But it does go after the facts
“It put eye-glasses on me. But if it dimmed my eyes, it enlightened my mind. The combined newspapers of New York do not cover the available field. They do not begin to cover it…. Did you say something, Mr. Banneker?”
“Did I? I didn’t mean to,” said Banneker hastily. “I’m a good deal interested.”
“I’m glad to hear that,” returned Marrineal with gravity. “After I’d made my estimate of what the newspapers publish and fail to publish, I canvassed the circulation lists and news-stands and made another discovery. There is a large potential reading public not yet tied up to any newspaper. It’s waiting for the right paper.”
“The imputation of amateurishness is retracted, with apologies,” announced Russell Edmonds.
“Accepted. Though there are amateur areas yet in my mind. I bought The Patriot.”
“Does that represent one of the areas?”
“It represents nothing, thus far, except what it has always represented, a hand-to-mouth policy and a financial deficit. But what’s wrong with it from your point of view?”
“Cheap and nasty,” was the veteran’s succinct criticism.

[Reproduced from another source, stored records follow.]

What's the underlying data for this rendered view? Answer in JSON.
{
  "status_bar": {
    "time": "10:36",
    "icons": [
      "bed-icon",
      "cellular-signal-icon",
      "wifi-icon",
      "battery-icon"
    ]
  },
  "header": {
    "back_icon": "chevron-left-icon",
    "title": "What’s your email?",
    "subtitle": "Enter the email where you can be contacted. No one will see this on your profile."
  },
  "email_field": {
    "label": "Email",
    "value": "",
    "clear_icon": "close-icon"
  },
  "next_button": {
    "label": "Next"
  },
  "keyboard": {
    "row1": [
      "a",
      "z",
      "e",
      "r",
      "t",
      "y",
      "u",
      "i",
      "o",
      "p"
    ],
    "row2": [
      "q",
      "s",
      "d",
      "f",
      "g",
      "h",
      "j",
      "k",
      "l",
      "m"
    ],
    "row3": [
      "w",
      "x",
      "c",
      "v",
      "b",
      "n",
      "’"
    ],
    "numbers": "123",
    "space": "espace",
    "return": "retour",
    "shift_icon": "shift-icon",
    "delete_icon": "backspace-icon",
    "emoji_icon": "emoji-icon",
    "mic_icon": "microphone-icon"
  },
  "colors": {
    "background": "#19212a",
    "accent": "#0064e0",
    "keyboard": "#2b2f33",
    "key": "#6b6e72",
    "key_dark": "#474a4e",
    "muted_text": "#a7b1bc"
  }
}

“Any more so than The Sphere? The Sphere’s successful.”
“Because it plays fair with the main facts. It may gloss ’em up with a touch of sensationalism, like the oil on a barkeep’s hair. But it does go after the facts, and pretty generally it presents ’em as found. The Patriot is fakey; clumsy at it, too. Any man arrested with more than five dollars in his pocket is a millionaire clubman. If Bridget O’Flaherty jumps off Brooklyn Bridge, she becomes a prominent society woman with picture (hers or somebody else’s) in The Patriot. And the cheapest little chorus-girl tart, who blackmails a broker’s clerk with a breach of promise, gets herself called a ‘distinguished actress’ and him a ‘well-known financier.’ Why steal the Police Gazette’s rouge and lip-stick?”
“Because it’s what the readers want.”